Vaccine hesitancy is a complex phenomenon that needs to be understood within the specific context it occurs. This is according to Elizabeth Oduwole, a PhD student in the Department of Global Health's Division of Health Systems Strengthening and Public Health, who recently presented the proposal for her study at the Annual Academic Day of the Faculty of Medicine and Health Sciences, Stellenbosch University.
Oduwole's presentation was entitled Investigating vaccine hesitancy and validating a measuring tool in the Western Cape Province. Her study looks at understanding some of the reasons for vaccine hesitancy in the Western Cape and aims to answer three questions: (1) What are the major causes and drivers of vaccine hesitancy in the province? (2) What measuring tools exist? And (3) are the survey tools valid in the context and setting.
Oduwole pointed out that there are currently vaccines available for 25 vaccine-preventable diseases, of which 13 are routinely administered in South Africa in accordance with the Expanded Programme on Immunisation. Vaccination progress in many countries have stalled or regressed in recent years due to a number of reasons. These include issues to do with resource constraints such as missed opportunities for vaccination; vaccine stock-outs and programme and infrastructural challenges; and issues to do with personal choice and vaccine hesitancy.
“The Western Cape is among the best provinces in the country in achieving vaccination coverage but is still below the national target of 92% coverage," Oduwole said.
“Recent outbreaks of vaccine-preventable diseases like measles in the Western Cape show that there is definitely some change afoot and some of this is undoubtedly due to increased hesitancy," she added.
“The full extent of the role of vaccine hesitancy in this is not known but needs to be studied within the specific context in order to develop successful interventions," she said.

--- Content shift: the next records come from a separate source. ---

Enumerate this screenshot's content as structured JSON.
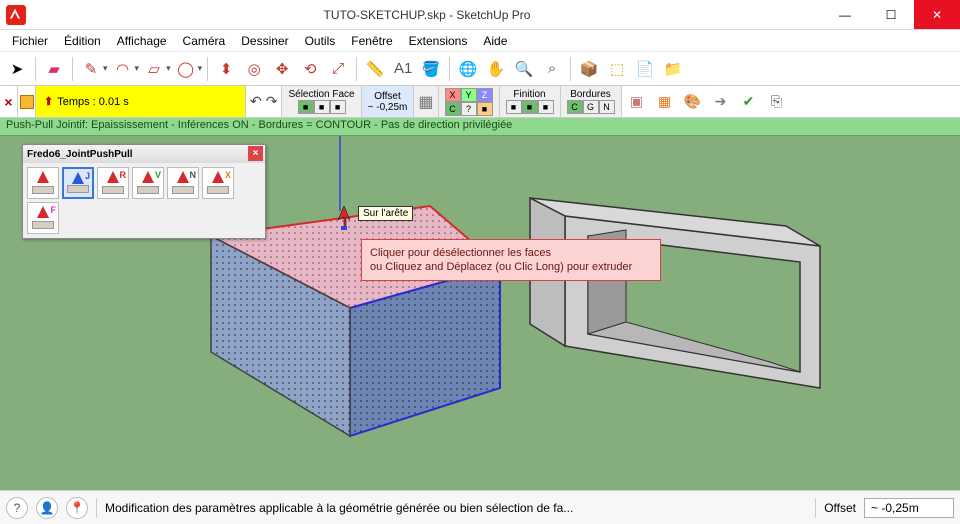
{
  "title": "TUTO-SKETCHUP.skp - SketchUp Pro",
  "menu": [
    "Fichier",
    "Édition",
    "Affichage",
    "Caméra",
    "Dessiner",
    "Outils",
    "Fenêtre",
    "Extensions",
    "Aide"
  ],
  "timer": "Temps : 0.01 s",
  "panels": {
    "selection": {
      "label": "Sélection Face",
      "opts": "■■■"
    },
    "offset": {
      "label": "Offset",
      "value": "~ -0,25m"
    },
    "xyz": {
      "x": "X",
      "y": "Y",
      "z": "Z",
      "c": "C",
      "q": "?"
    },
    "finition": {
      "label": "Finition",
      "opts": "■ ■ ■"
    },
    "bordures": {
      "label": "Bordures",
      "c": "C",
      "g": "G",
      "n": "N"
    }
  },
  "greenbar": "Push-Pull Jointif: Epaississement - Inférences ON - Bordures = CONTOUR - Pas de direction privilégiée",
  "fredo": {
    "title": "Fredo6_JointPushPull",
    "tags": [
      "",
      "J",
      "R",
      "V",
      "N",
      "X",
      "F"
    ]
  },
  "tip_arete": "Sur l'arête",
  "hint_line1": "Cliquer pour désélectionner les faces",
  "hint_line2": "ou Cliquez and Déplacez (ou Clic Long) pour extruder",
  "status": {
    "text": "Modification des paramètres applicable à la géométrie générée ou bien sélection de fa...",
    "offset_label": "Offset",
    "offset_value": "~ -0,25m"
  }
}
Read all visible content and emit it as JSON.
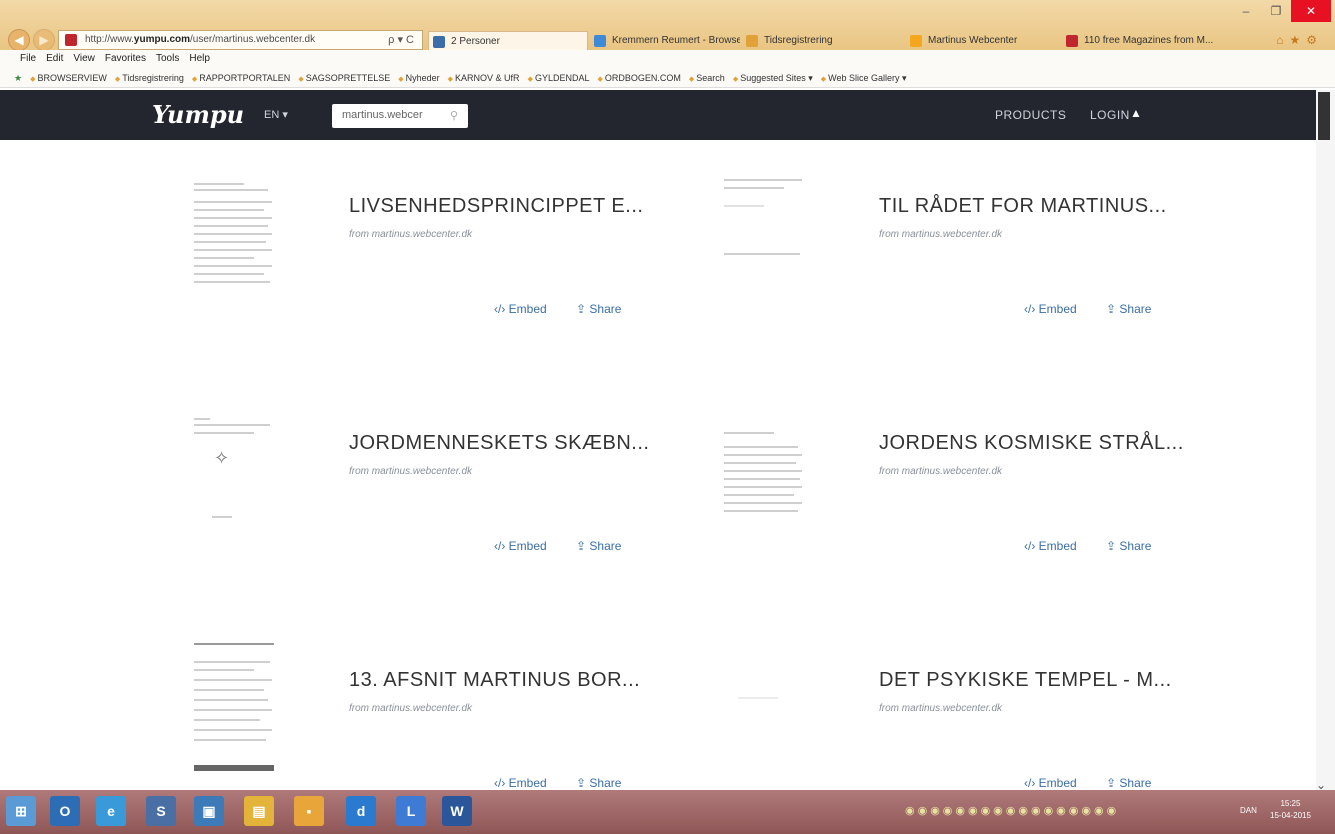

Vaccine hesitancy can be viewed on a continuum, from accepting all vaccines, to only accepting some, to refusing all.
The study incorporates a scoping review which will look at currently available tools to measure vaccine hesitancy; a data-collection phase incorporating interviews with health service providers which will include both those doing infant vaccination as well as travel clinics that vaccinate adults; and an exercise to validate an existing tool.
The aim of the study is to contribute to the body of knowledge on vaccine hesitancy, to provide a deeper understanding of the problem within the Western Cape, and to propose contextualised solutions where possible.
Oduwole also highlighted the unique situation where South Africa, as a resource-constrained setting, has both practical access-based issues when it comes to vaccination as well as issues related to decision making often associated with higher-income countries. She also referred to the important role and widespread influence of anti-vaccination groups on social media.